Ausgeschlossen

U-Bahn-Schläger von Schule suspendiert

Der Gymnasiast, der am Bahnhof Friedrichstraße einen Mann brutal attackiert hat, ist vom Unterricht ausgeschlossen worden. Die Ermittlungen sollen diese Woche abgeschlossen werden. Möglichweise wird er dann wegen versuchtem Mords angeklagt.

Foto: dapd / dapd/DAPD

Nach dem brutalem Übergriff auf einen Mann am Berliner Bahnhof Friedrichstraße ist der 18-jährige mutmaßliche Täter vom Unterricht an seiner Schule ausgeschlossen worden. Der Gymnasiast sei am Montag zunächst für zehn Tage suspendiert worden, sagte eine Sprecherin der Berliner Bildungsverwaltung am Dienstag.
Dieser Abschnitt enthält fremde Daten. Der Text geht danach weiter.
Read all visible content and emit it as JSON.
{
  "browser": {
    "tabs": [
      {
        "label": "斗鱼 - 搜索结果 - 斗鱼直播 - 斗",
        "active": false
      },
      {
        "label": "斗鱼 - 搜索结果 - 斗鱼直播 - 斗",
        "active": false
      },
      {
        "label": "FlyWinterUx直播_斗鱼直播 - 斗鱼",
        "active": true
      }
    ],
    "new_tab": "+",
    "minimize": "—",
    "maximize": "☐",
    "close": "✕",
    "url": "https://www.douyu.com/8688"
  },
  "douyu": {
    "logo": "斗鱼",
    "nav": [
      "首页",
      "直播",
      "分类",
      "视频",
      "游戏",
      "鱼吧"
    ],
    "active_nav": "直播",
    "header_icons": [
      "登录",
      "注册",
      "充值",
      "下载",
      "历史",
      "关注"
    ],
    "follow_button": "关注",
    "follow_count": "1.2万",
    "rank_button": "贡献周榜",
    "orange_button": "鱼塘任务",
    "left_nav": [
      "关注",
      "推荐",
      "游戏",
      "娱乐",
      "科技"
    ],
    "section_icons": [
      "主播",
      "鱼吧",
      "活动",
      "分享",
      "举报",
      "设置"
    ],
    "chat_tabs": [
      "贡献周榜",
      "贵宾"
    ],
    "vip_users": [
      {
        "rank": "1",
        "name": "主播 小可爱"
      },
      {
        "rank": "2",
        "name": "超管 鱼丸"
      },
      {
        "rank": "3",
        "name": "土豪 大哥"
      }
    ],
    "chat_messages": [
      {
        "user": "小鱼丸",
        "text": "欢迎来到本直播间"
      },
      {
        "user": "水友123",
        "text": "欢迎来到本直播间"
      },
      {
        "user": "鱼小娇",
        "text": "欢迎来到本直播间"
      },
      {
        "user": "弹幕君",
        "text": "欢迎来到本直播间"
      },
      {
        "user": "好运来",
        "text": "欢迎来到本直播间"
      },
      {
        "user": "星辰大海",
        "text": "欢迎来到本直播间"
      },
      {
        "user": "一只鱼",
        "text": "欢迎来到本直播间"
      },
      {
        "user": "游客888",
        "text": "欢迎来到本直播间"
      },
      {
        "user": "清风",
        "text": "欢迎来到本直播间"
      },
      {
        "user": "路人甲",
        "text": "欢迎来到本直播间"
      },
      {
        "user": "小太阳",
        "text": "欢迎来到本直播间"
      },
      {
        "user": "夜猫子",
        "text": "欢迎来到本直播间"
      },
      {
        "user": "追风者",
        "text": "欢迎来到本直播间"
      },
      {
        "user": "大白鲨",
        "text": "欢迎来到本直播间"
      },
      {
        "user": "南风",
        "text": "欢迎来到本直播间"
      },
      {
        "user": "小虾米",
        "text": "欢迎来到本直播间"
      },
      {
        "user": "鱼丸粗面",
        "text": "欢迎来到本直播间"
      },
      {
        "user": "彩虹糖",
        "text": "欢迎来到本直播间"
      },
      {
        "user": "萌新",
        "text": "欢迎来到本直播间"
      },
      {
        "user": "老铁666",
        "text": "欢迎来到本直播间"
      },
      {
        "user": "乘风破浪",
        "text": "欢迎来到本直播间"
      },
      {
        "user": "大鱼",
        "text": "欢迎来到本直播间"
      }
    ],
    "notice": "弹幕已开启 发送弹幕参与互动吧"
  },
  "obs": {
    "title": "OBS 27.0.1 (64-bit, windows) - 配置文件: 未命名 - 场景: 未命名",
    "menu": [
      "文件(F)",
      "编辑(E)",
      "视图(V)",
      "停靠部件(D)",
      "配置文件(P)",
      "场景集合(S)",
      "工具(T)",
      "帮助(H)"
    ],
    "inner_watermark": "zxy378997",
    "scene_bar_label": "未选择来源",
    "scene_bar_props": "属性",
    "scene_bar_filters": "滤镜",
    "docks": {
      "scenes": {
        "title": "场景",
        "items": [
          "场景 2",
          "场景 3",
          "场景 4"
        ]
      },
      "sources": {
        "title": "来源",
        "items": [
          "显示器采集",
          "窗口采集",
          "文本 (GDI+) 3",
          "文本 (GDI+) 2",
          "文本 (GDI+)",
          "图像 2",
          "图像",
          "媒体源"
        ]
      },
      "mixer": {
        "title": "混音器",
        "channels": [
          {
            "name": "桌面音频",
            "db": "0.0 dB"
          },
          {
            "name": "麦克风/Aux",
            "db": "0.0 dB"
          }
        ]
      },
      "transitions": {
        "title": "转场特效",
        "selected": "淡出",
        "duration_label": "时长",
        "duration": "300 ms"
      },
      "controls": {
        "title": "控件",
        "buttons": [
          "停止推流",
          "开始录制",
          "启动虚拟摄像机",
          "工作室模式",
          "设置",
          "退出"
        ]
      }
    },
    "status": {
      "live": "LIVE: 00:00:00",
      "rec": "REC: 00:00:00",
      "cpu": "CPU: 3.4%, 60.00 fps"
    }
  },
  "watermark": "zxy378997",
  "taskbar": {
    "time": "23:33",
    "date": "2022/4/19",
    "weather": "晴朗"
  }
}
Gegen den 18-Jährigen, dessen brutale Attacke in der Nacht zum Ostersamstag von Überwachungskameras dokumentiert und von der Polizei im Internet veröffentlicht wurde, war nach der Tat Haftbefehl ergangen. Er kam aber unter Auflagen auf freien Fuß.

Das Ermittlungsverfahren zur Anklageerhebung soll „noch diese Woche“ abgeschlossen sein, sagte der Sprecher der Staatsanwaltschaft Martin Steltner. Ermittelt werde wegen eines „vorsätzlichen Tötungsdelikts“, wobei noch offen sei, ob die Anklage auf versuchten Totschlag oder Mord lauten wird.

Der 18-Jährige soll Medienberichten zufolge aus einem guten Elternhaus stammen. Gegenüber den Ermittlern habe er als Grund für seine Tat angegeben, betrunken und in „aggressiver Stimmung“ gewesen zu sein.

Der Überfall hatte eine öffentliche Debatte über die Sicherheit an Berliner Bahnhöfen und die Einführung eines „Warnschuss-Arrests“ ausgelöst, der jugendlichen Straftätern die Folgen für begangenes Unrecht verdeutlichen soll.